With so many of us falling into the trap of immediate self-gratification, we often neglect the financial planning that’s needed for our future. And as Scott Langdon from MoneyTaskForce.com says, “if you fail to plan for your financial future, you’re basically planning to fail. And we all know that the consequences of poor financial planning can be very catastrophic.”
Although some of it is due to a lack of financial literacy, part of it is due to just making poor financial choices early on in our lives. That combined with things like being a victim of downsizing and the recession in general, you will need additional time and money to recover from these major financial setbacks. That’s why we’ve provided some information below that can guide you through some critical steps to plan for your financial future
1. Map Out Your Overall Desired Lifestyle for the Future
Planning for your financial future will be ineffective if you don’t first determine what your overall desired lifestyle looks like. For example, how many children do you plan to have in the future? Do you plan to be married and have a two-income household or just one? How many sources of income are you planning to have in general? Do you plan to live in the suburbs or in a metropolitan or urban area? And here’s the real kicker, at what age do you plan to retire? All of these factors have a direct impact on how much it’s going to take to achieve and maintain your desired future lifestyle.
2. Create a Financial Plan for Your Future Lifestyle
After determining the future lifestyle that you’d like as indicated in step one, the next thing to do is determine how much it will cost to achieve and maintain that lifestyle. For example, if you plan to live in a large home by the time you retire, are you going to plan to have your home paid off before or after you retire? That will determine how much money you will need to cover your monthly expenses.
Going through this exercise will not only help you to be realistic about what you plan to achieve, but it also allows you to take the proper steps that will lead you there. It will basically help you better plan to sustain the lifestyle that you’ve always dreamed of.
3. Estimate the Monthly Cost to Maintain Your Future Lifestyle
Riding on the heels of steps one and two, you also need to not only plan what your monthly expenses will likely be in the future, but you also need to plan for the cost associated with how you plan to live your future life. For example, if you plan to take more vacations in the future than you’re taking right now, then you’ll need to plan to set aside extra money for that.
Additionally, as you get older, you’ll likely develop various health conditions that may require medical attention. So there will likely be additional medical expenses in the future than you have today as well. Additionally, if you plan to have a large family, you may also need to consider things such as college tuition, and so forth.
4. Set and Stick to a Budget
Although many people cringe when it comes to setting a budget, often a budget involves controlling and becoming more aware of what you need to do with your money. Budgeting is more intentional spending as opposed to aimless spending. It allows you to set financial priorities that are consistent with your overall future financial plan.
5. Set Short-Term and Long-Term Goals
Although your future plans may not happen for some years, it’s important to set short-term and long-term goals that you can implement along the way. Otherwise achieving your future financial goals will simply be left up to chance, which means that they may or may not happen as planned. According to Investopedia, studies show that individuals who plan for the future acquire more wealth than those who do not plan for the future.
The important thing about setting goals is being able to determine how close you are to reaching your goals and whether or not you’re on track. If you’re not on track, then you can take the necessary steps to get back on track before you stray too far away. Without having a goal in place it’s difficult to measure your performance.
6. Determine How Much You Need to Save on a Monthly Basis
Armed with the proper information that is needed to reach your future lifestyle, you can now determine how much money you need to save each month and how long it will take to get there.
Alternatively, you can also consider other income sources to help supplement your income after you retire. For example, if you were to write books or invest in real estate then rent your property, you can generate an additional cash flow every month to supplement your income.
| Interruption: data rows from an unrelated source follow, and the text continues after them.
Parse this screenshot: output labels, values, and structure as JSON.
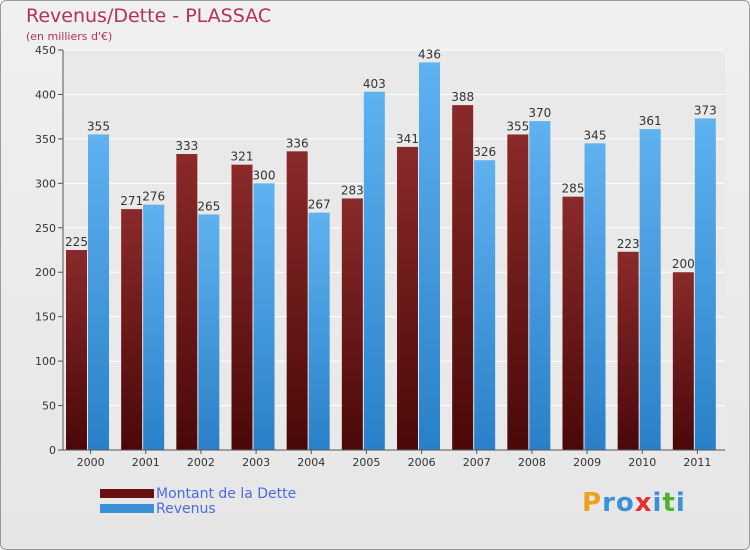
{
  "header": {
    "title": "Revenus/Dette - PLASSAC",
    "subtitle": "(en milliers d'€)"
  },
  "colors": {
    "dette": "#7a1e1e",
    "dette_light": "#9a3535",
    "revenus": "#3a91d8",
    "revenus_light": "#5fb0ee",
    "title": "#b4325a",
    "legend_text": "#4a6be0"
  },
  "chart_data": {
    "type": "bar",
    "categories": [
      "2000",
      "2001",
      "2002",
      "2003",
      "2004",
      "2005",
      "2006",
      "2007",
      "2008",
      "2009",
      "2010",
      "2011"
    ],
    "series": [
      {
        "name": "Montant de la Dette",
        "values": [
          225,
          271,
          333,
          321,
          336,
          283,
          341,
          388,
          355,
          285,
          223,
          200
        ]
      },
      {
        "name": "Revenus",
        "values": [
          355,
          276,
          265,
          300,
          267,
          403,
          436,
          326,
          370,
          345,
          361,
          373
        ]
      }
    ],
    "yticks": [
      0,
      50,
      100,
      150,
      200,
      250,
      300,
      350,
      400,
      450
    ],
    "ylim": [
      0,
      450
    ],
    "grid": true,
    "legend_position": "bottom-left"
  },
  "legend": {
    "items": [
      {
        "label": "Montant de la Dette"
      },
      {
        "label": "Revenus"
      }
    ]
  },
  "logo": {
    "letters": [
      "P",
      "r",
      "o",
      "x",
      "i",
      "t",
      "i"
    ],
    "colors": [
      "#f0a020",
      "#3a91d8",
      "#3a91d8",
      "#e03030",
      "#3a91d8",
      "#50b030",
      "#3a91d8"
    ]
  }
}
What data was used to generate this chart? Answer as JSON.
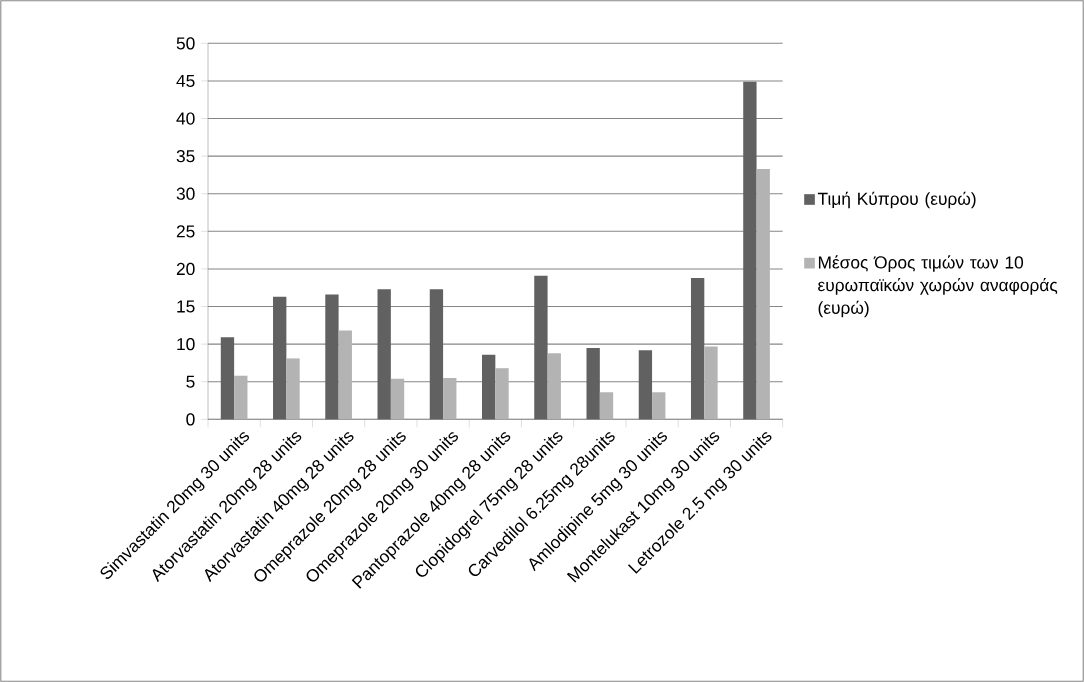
{
  "chart_data": {
    "type": "bar",
    "categories": [
      "Simvastatin 20mg 30 units",
      "Atorvastatin 20mg 28 units",
      "Atorvastatin 40mg 28 units",
      "Omeprazole 20mg 28 units",
      "Omeprazole 20mg 30 units",
      "Pantoprazole 40mg 28 units",
      "Clopidogrel 75mg 28 units",
      "Carvedilol 6.25mg 28units",
      "Amlodipine 5mg 30 units",
      "Montelukast 10mg 30 units",
      "Letrozole 2.5 mg 30 units"
    ],
    "series": [
      {
        "name": "Τιμή Κύπρου (ευρώ)",
        "color": "#616161",
        "values": [
          10.9,
          16.3,
          16.6,
          17.3,
          17.3,
          8.6,
          19.1,
          9.5,
          9.2,
          18.8,
          44.9
        ]
      },
      {
        "name": "Μέσος Όρος τιμών των 10 ευρωπαϊκών χωρών αναφοράς (ευρώ)",
        "color": "#b3b3b3",
        "values": [
          5.8,
          8.1,
          11.8,
          5.4,
          5.5,
          6.8,
          8.8,
          3.6,
          3.6,
          9.7,
          33.3
        ]
      }
    ],
    "ylim": [
      0,
      50
    ],
    "yticks": [
      0,
      5,
      10,
      15,
      20,
      25,
      30,
      35,
      40,
      45,
      50
    ],
    "grid": "y",
    "legend": "right"
  }
}
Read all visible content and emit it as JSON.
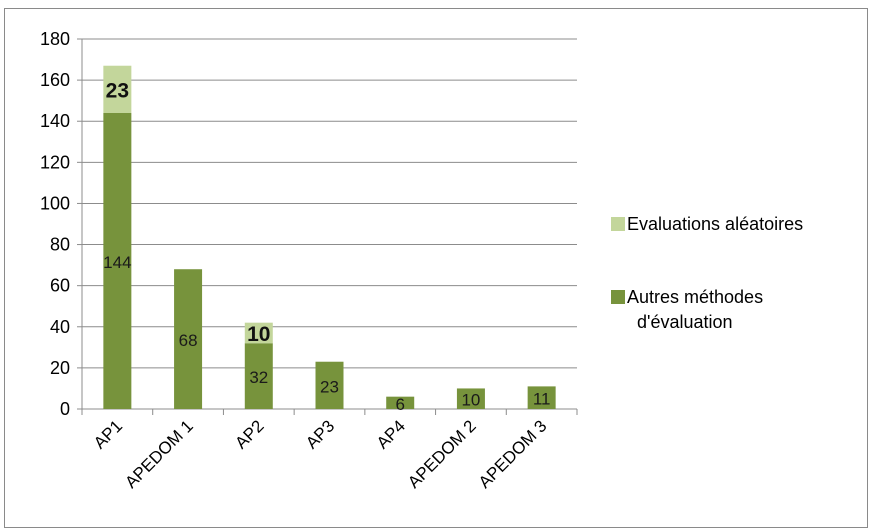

7. Seek Investment and Financial Advisement
If you plan to invest in real estate or make other investments, be sure to seek out the advice from an experienced financial advisor prior to making any final financial decisions. You’ll want to not only ask the financial advisor about what type of return you can expect but also about the risk involved with each investment product as well.
8. Began Making Sound Investments and Monitor Them Regularly
After you’ve had a consultation from an experienced financial advisor, now you can begin making sound investment decisions that will help you reach your financial goals. During this process, you may discover that some of your investments may not work as you planned, which means you may need to go in a different direction and make changes to your investment decisions accordingly.
To conclude, we certainly understand how challenging it is to save to meet current financial needs, not to mention your future ones. However, with proper forethought and implementation, hopefully, you can begin implementing the eight tips provided above to better control the outcome of your financial future.